9/22/14

Mr. President: it's time to move

A man climbed over a fence and the Secret Service caught him and no actual harm came to anyone and that man will now go to jail for a very long time. But, because of this and because of the 'never can be too safe' zeigeist, the Secret Service is considering a plan to set up security checkpoints blocks from the White House to ensure that tourists and visitors and whoever else might come close enough to eventually jump over a fence doesn't have any weapons or explosives. It it unclear whether the Secret Service will set up a rock wall to test the climbing and scampering abilities of those who wish to enter or whether that assessment will be done merely through visual means. I have, almost daily, for the past few years ridden my bicycle through the White House grounds (the 15th Street cycletrack actually directs its users along Pennsylvania Avenue and past Lafayette Park), and almost weekly, on Fridays, ridden my bike in front of the White House to get to Friday Coffee Club at 17th and G. It's a rather neat experience riding by early in the morning when there aren't too many tourists about and I'd be lying if I told you I haven't ever stopped on occasion to take a glamour shot of my bicycle leaned against the fence, White House in the background, in a sort of triumphal 'isn't it so cool I get to ride my bike in Washington, DC?' self-aggrandizing-by-association sort of way. There are many more people than me who use this bike route with as much or more frequency than I do and I think we'd all miss it were we diverted. I can't speak for other members of #bikeDC, but I probably wouldn't want to have my panniers searched daily by the Secret Service because it would be inconvenient and slowing and I'd also worry that they'd cast judgment on my lunch. "Funyuns again? Seriously?" There'd be other ways to get around the area, but not too many good ones, but life would go on and bicyclists, who for the most part are nearly always asked to make compromises to their preferred route in the name of their own safety, would now be asked to make compromises to their route in the name of someone else's safety, namely that of the President of the United States of America.

But I'm not sure how fair this is and I think it's time to really consider whether the current location of the Executive Mansion is one that's conducive to a world in which the threats to it are so multifarious and the fence climbing abilities of men far exceed what they once were, thanks to modern fence climbing techniques and the widespread diffusion of superior fence climbing technology. In short, it's time for the President to move.

While the President has historically resided in and worked from the White House, we live in uncertain times and traditional approaches are no longer appropriate to modern threats. The urban setting of the White House keeps the President far too close to far too many people about whom we know far too little. Are they spry? Do they have mad hops? What of their wrist strength and ability to hoist their legs over wrought-iron? We simply don't know. In addition, the White House is a tantalizing target for those who have evil intentions and the potential collateral damage to civilians is great. Rather than make the White House a fortress and impose more invasive security measures farther and farther away from its entrance, the President can make himself, his family, his key government officials and all of us safer by decamping to a more secure location.

This secure location can be built somewhere much safer. Maybe inside of a mountain or in the middle of a desert surrounded by rattlesnakes. It's been nice having the President in Washington DC, but mordern technologies obviate the need for him to be here. Surely he has Skype. It's not like it's olden times and he's parking his horse outside the Capitol for the State of the Union. Physical proximity is wholly unnecessary. Nostalgia alone cannot be reason to justify staying put. It's not 1820 anymore. Times change and we need to change with them.

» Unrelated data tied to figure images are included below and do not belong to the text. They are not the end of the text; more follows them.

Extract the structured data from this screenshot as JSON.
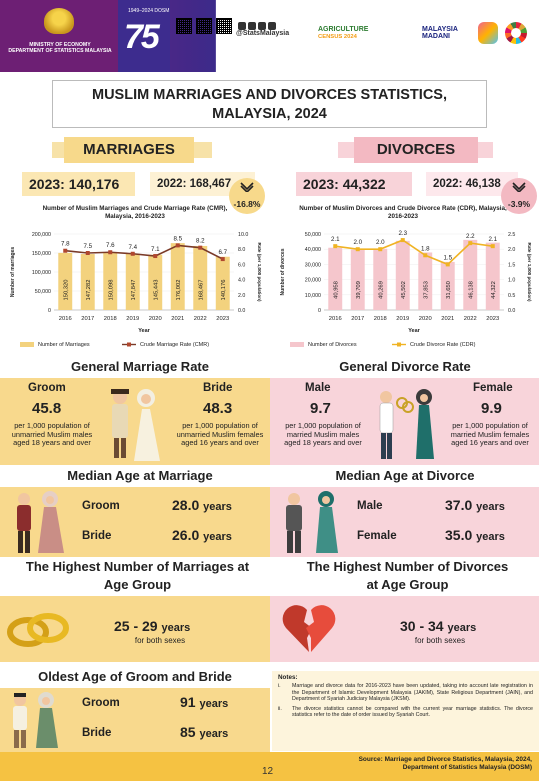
{
  "header": {
    "ministry": "MINISTRY OF ECONOMY\nDEPARTMENT OF STATISTICS MALAYSIA",
    "dosm_tag": "1949–2024 DOSM",
    "logo_number": "75",
    "social_handle": "@StatsMalaysia",
    "census_line1": "AGRICULTURE",
    "census_line2": "CENSUS 2024",
    "madani_line1": "MALAYSIA",
    "madani_line2": "MADANI"
  },
  "title": {
    "line1": "MUSLIM MARRIAGES AND DIVORCES STATISTICS,",
    "line2": "MALAYSIA, 2024"
  },
  "marriages": {
    "heading": "MARRIAGES",
    "total_current": "2023: 140,176",
    "total_previous": "2022: 168,467",
    "change": "-16.8%",
    "chart_title": "Number of Muslim Marriages and Crude Marriage Rate (CMR), Malaysia, 2016-2023",
    "legend_bar": "Number of Marriages",
    "legend_line": "Crude Marriage Rate (CMR)",
    "ylabel_left": "Number of marriages",
    "ylabel_right": "Rate (per 1,000 population)",
    "xlabel": "Year"
  },
  "divorces": {
    "heading": "DIVORCES",
    "total_current": "2023: 44,322",
    "total_previous": "2022: 46,138",
    "change": "-3.9%",
    "chart_title": "Number of Muslim Divorces and Crude Divorce Rate (CDR), Malaysia, 2016-2023",
    "legend_bar": "Number of Divorces",
    "legend_line": "Crude Divorce Rate (CDR)",
    "ylabel_left": "Number of divorces",
    "ylabel_right": "Rate (per 1,000 population)",
    "xlabel": "Year"
  },
  "chart_data": [
    {
      "type": "bar",
      "title": "Number of Muslim Marriages and Crude Marriage Rate (CMR), Malaysia, 2016-2023",
      "categories": [
        "2016",
        "2017",
        "2018",
        "2019",
        "2020",
        "2021",
        "2022",
        "2023"
      ],
      "series": [
        {
          "name": "Number of Marriages",
          "values": [
            150320,
            147282,
            150098,
            147847,
            145443,
            176002,
            168467,
            140176
          ],
          "color": "#f3d27e"
        },
        {
          "name": "Crude Marriage Rate (CMR)",
          "values": [
            7.8,
            7.5,
            7.6,
            7.4,
            7.1,
            8.5,
            8.2,
            6.7
          ],
          "color": "#b0472e",
          "type": "line"
        }
      ],
      "ylim": [
        0,
        200000
      ],
      "ylim_right": [
        0,
        10
      ],
      "yticks": [
        "0",
        "50,000",
        "100,000",
        "150,000",
        "200,000"
      ],
      "yticks_right": [
        "0.0",
        "2.0",
        "4.0",
        "6.0",
        "8.0",
        "10.0"
      ],
      "xlabel": "Year",
      "ylabel": "Number of marriages",
      "ylabel_right": "Rate (per 1,000 population)"
    },
    {
      "type": "bar",
      "title": "Number of Muslim Divorces and Crude Divorce Rate (CDR), Malaysia, 2016-2023",
      "categories": [
        "2016",
        "2017",
        "2018",
        "2019",
        "2020",
        "2021",
        "2022",
        "2023"
      ],
      "series": [
        {
          "name": "Number of Divorces",
          "values": [
            40958,
            39709,
            40269,
            45502,
            37853,
            31650,
            46138,
            44322
          ],
          "color": "#f5c6cc"
        },
        {
          "name": "Crude Divorce Rate (CDR)",
          "values": [
            2.1,
            2.0,
            2.0,
            2.3,
            1.8,
            1.5,
            2.2,
            2.1
          ],
          "color": "#f0b323",
          "type": "line"
        }
      ],
      "ylim": [
        0,
        50000
      ],
      "ylim_right": [
        0,
        2.5
      ],
      "yticks": [
        "0",
        "10,000",
        "20,000",
        "30,000",
        "40,000",
        "50,000"
      ],
      "yticks_right": [
        "0.0",
        "0.5",
        "1.0",
        "1.5",
        "2.0",
        "2.5"
      ],
      "xlabel": "Year",
      "ylabel": "Number of divorces",
      "ylabel_right": "Rate (per 1,000 population)"
    }
  ],
  "bar_labels_m": [
    "150,320",
    "147,282",
    "150,098",
    "147,847",
    "145,443",
    "176,002",
    "168,467",
    "140,176"
  ],
  "bar_labels_d": [
    "40,958",
    "39,709",
    "40,269",
    "45,502",
    "37,853",
    "31,650",
    "46,138",
    "44,322"
  ],
  "rate_labels_m": [
    "7.8",
    "7.5",
    "7.6",
    "7.4",
    "7.1",
    "8.5",
    "8.2",
    "6.7"
  ],
  "rate_labels_d": [
    "2.1",
    "2.0",
    "2.0",
    "2.3",
    "1.8",
    "1.5",
    "2.2",
    "2.1"
  ],
  "general_marriage_rate": {
    "heading": "General Marriage Rate",
    "groom_label": "Groom",
    "groom_value": "45.8",
    "groom_desc": "per 1,000 population of unmarried Muslim males aged 18 years and over",
    "bride_label": "Bride",
    "bride_value": "48.3",
    "bride_desc": "per 1,000 population of unmarried Muslim females aged 16 years and over"
  },
  "general_divorce_rate": {
    "heading": "General Divorce Rate",
    "male_label": "Male",
    "male_value": "9.7",
    "male_desc": "per 1,000 population of married Muslim males aged 18 years and over",
    "female_label": "Female",
    "female_value": "9.9",
    "female_desc": "per 1,000 population of married Muslim females aged 16 years and over"
  },
  "median_marriage": {
    "heading": "Median Age at Marriage",
    "groom_label": "Groom",
    "groom_value": "28.0",
    "bride_label": "Bride",
    "bride_value": "26.0",
    "unit": "years"
  },
  "median_divorce": {
    "heading": "Median Age at Divorce",
    "male_label": "Male",
    "male_value": "37.0",
    "female_label": "Female",
    "female_value": "35.0",
    "unit": "years"
  },
  "highest_marriage": {
    "heading_line1": "The Highest Number of Marriages at",
    "heading_line2": "Age Group",
    "value": "25 - 29",
    "unit": "years",
    "sub": "for both sexes"
  },
  "highest_divorce": {
    "heading_line1": "The Highest Number of Divorces",
    "heading_line2": "at Age Group",
    "value": "30 - 34",
    "unit": "years",
    "sub": "for both sexes"
  },
  "oldest": {
    "heading": "Oldest Age of Groom and Bride",
    "groom_label": "Groom",
    "groom_value": "91",
    "bride_label": "Bride",
    "bride_value": "85",
    "unit": "years"
  },
  "notes": {
    "title": "Notes:",
    "i_index": "i.",
    "i_text": "Marriage and divorce data for 2016-2023 have been updated, taking into account late registration in the Department of Islamic Development Malaysia (JAKIM), State Religious Department (JAIN), and Department of Syariah Judiciary Malaysia (JKSM).",
    "ii_index": "ii.",
    "ii_text": "The divorce statistics cannot be compared with the current year marriage statistics. The divorce statistics refer to the date of order issued by Syariah Court."
  },
  "footer": {
    "source_line1": "Source: Marriage and Divorce Statistics, Malaysia, 2024,",
    "source_line2": "Department of Statistics Malaysia (DOSM)",
    "page": "12"
  }
}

But what of the building itself? I say we make it a museum. We can keep whatever fancy stuff the President doesn't want in the super-secure White House 2.0 and open it to tourists with the same level of perfunctory bag checks as at any Smithsonian branch. I doubt that visitors would mind that the President technically no longer lives there. I mean, it's not like they're bumping it him on the tour. They're there to see the historic building where a bunch of things from history related to liberty and democracy and freedom happened but can no longer happen because it's not safe for anyone for those things to keep happening there. It'll be like going to Hearst Castle or Newport, but with a more patriotic flair. Heck, you could still keep it really nice and if the President wanted to hold a State Dinner or something, he could use it for the night (they could probably keep some of the fancy china there so they don't need to schlep it back and forth from White House 2.0. I'd hate to see it break in transport and the budgetary implications of spending all that money on bubble-wrap would not be insignificant).

While it would be expensive to build White House 2.0 (hollowing out mountains isn't cheap, to say nothing of the escalating costs of rattlesnakes), we can put no price on safety. So long as the President continues to live at 1600 Pennsylvania Avenue, it will remain fraught, both for him and for us. If the post-9/11 experience has taught Washington, DC anything, it's that the needs of the modern security state are incompatible with the needs of good urbanism and and open and free society. The residents of and visitors to the District of Columbia have, out of a commitment to tradition and also because they've to this point had no say in the matter, continued to abide by the government's attempts at the former while allowing the latter to continue to erode. Rather than one more compromise, one more checkpoint, one more metal detector, one more body scanner in a city that has been asked to function around it, the President needs to do the unselfish thing and move away. We'd miss you, but it'd be for the best.